Today the term Ladyboy has been adopted by Thailand’s transgender population as a more positive word which gives them identity and unity. It is now generally seen as the unofficial English translation for the Thai word ‘Kathoey’ (Thai transsexual). While transsexuals outside of Thailand may still take offense to the word Ladyboy, within Thailand it is often the preferred word to describe a transsexual’s gender. Ultimately the word Ladyboy is used to describe a Thai male who acts and/or lives predominantly as a female.
This is a long and somewhat complicated question and one which we can explore in more detail in another article. It basically comes down to a combination of many factors such as history, culture and religion, all of which have a place for transgendered people in modern day Thailand. (Thailand also has a significant tomboy population – female to male transsexuals).

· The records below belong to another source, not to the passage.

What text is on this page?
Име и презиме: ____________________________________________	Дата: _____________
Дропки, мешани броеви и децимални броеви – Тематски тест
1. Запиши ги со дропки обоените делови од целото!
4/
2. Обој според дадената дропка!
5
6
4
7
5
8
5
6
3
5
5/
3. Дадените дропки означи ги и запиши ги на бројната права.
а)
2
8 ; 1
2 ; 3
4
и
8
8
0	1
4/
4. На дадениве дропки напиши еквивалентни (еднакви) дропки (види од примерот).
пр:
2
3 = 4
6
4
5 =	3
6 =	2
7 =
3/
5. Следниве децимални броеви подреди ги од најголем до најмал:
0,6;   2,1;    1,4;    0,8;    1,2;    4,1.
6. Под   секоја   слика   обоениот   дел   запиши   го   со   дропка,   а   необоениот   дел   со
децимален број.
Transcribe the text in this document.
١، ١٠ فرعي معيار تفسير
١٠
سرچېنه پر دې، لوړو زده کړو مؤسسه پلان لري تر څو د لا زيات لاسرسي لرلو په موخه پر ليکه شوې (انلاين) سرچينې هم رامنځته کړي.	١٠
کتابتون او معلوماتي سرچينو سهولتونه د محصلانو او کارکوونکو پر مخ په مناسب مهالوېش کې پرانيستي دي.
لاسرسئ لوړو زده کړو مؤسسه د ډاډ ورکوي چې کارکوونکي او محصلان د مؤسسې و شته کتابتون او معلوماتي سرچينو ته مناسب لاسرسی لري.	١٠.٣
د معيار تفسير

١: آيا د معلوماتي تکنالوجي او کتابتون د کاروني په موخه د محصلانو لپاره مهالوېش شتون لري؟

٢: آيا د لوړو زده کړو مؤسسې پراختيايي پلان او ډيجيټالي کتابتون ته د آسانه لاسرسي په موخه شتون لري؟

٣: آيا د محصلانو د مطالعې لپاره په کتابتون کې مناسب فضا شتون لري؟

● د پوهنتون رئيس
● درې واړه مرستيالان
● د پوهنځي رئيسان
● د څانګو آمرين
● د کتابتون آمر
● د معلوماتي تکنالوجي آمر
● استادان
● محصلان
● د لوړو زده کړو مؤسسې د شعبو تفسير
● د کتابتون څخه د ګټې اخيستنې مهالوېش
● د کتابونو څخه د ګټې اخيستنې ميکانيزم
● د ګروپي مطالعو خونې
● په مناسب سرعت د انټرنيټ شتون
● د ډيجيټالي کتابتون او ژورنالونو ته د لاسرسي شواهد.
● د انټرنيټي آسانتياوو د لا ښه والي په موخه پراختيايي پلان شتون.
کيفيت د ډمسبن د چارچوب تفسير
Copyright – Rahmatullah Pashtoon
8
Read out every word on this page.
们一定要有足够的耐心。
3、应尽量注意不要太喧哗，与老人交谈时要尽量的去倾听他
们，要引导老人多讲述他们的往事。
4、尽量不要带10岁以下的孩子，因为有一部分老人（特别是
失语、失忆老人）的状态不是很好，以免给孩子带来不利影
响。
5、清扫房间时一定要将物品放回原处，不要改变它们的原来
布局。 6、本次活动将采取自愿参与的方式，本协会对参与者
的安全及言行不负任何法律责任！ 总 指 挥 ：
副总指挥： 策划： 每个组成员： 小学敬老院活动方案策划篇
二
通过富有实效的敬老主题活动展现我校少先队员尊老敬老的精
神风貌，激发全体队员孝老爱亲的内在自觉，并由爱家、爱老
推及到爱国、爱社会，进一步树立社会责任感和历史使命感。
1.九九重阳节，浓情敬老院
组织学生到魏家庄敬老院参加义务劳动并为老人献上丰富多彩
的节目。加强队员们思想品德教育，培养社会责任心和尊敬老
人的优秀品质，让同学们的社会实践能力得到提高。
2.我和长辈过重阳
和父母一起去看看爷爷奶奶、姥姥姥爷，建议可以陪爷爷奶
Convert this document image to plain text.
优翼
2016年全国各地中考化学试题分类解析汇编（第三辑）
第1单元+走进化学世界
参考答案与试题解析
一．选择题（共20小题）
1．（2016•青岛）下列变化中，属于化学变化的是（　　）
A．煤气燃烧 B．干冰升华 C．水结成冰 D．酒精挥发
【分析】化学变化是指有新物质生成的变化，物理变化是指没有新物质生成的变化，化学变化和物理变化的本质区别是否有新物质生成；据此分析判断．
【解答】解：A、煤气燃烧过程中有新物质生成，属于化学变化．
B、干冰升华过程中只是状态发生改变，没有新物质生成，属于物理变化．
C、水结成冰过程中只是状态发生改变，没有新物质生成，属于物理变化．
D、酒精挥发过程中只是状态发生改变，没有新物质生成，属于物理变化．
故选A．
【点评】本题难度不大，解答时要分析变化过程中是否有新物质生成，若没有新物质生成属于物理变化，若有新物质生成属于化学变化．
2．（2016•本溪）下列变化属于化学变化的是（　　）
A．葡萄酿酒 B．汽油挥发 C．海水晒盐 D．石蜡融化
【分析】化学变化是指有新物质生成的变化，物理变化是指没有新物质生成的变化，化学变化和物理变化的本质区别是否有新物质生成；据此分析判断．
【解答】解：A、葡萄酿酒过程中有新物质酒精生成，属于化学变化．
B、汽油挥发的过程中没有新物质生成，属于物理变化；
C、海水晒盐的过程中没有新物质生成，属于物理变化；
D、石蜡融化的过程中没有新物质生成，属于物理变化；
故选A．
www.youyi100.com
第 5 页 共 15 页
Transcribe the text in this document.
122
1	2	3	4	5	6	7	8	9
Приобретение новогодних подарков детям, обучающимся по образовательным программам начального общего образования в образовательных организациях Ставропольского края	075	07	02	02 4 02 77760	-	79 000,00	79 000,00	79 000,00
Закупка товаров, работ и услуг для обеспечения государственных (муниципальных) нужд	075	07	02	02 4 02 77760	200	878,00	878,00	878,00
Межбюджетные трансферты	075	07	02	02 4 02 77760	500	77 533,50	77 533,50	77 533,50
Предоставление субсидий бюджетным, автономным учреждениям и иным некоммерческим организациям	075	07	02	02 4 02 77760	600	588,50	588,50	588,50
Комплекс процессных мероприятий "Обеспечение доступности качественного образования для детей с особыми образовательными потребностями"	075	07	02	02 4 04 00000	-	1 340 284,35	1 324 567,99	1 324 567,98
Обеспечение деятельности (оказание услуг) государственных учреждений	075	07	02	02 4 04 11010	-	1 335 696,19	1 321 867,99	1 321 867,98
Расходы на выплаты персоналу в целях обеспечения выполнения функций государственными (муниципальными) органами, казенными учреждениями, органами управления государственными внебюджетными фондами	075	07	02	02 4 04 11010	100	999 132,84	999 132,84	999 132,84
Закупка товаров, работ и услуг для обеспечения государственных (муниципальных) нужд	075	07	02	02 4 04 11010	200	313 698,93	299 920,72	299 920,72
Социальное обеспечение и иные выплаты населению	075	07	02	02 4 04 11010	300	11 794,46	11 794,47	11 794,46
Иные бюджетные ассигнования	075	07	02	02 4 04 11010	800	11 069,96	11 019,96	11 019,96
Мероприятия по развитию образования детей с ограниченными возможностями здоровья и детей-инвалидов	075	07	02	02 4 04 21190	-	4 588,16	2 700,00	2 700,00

Ladyboys are widely accepted in Thai culture, though not without some prejudice, here transgender is certainly not the taboo it is in many other countries of the world. Growing up in a Western country most males will be taught and encouraged to ignore any feminine urges and feelings which contradict what it is to be male, whereas in Thailand a far more open and fluid understanding can be found. Yes, many Thai families will prefer their sons to grow up as strong male figures, but often those who develop female tropes and tendencies are far less likely to be ostracized by their families and communities, and will often be able to find Ladyboy role models, whether they be in their schools, local communities, or even icons in the national media.
Ultimately, Thailand’s Ladyboy population has found a place in the country’s huge tourist industry, with the novelty and uniqueness of Ladyboy cabaret shows being among the nation’s biggest tourist attractions, and Ladyboy bars and GoGos making up a significant part of the adult tourist scene.
As opposed to the terms transsexual, transvestite, crossdresser or shemale, the term Ladyboy (Kathoey) specifically refers to Thailand’s transgendered population (although some will use the term to refer to any Asian transsexual), while the other terms are generally used for persons of any nationality or race.
The terms previously mentioned (Transsexual, shemale, transvestite, and crossdresser), are also all associated with certain looks, sexual desires, or lifestyle choices, whereas the term Ladyboy is the all-encompassing word that can be used to refer to a large spectrum of transgender types, from young gay males who dress and act femininely, to post op Ladyboys who have had every operation possible, and live as a full time female.
If you’ve never been to Thailand and never met a real Ladyboy before, don’t base your ideas and notions on transvestites / crossdressers you may have seen in your own country or in movies. The Thai Ladyboy population is simply like no other in the world. While many more closed-minded folk will refuse to see Ladyboy as being female, those more educated and experienced find it very difficult to accept them as being male. Hence, Ladyboys are commonly accepted in Thailand as being the “third sex”.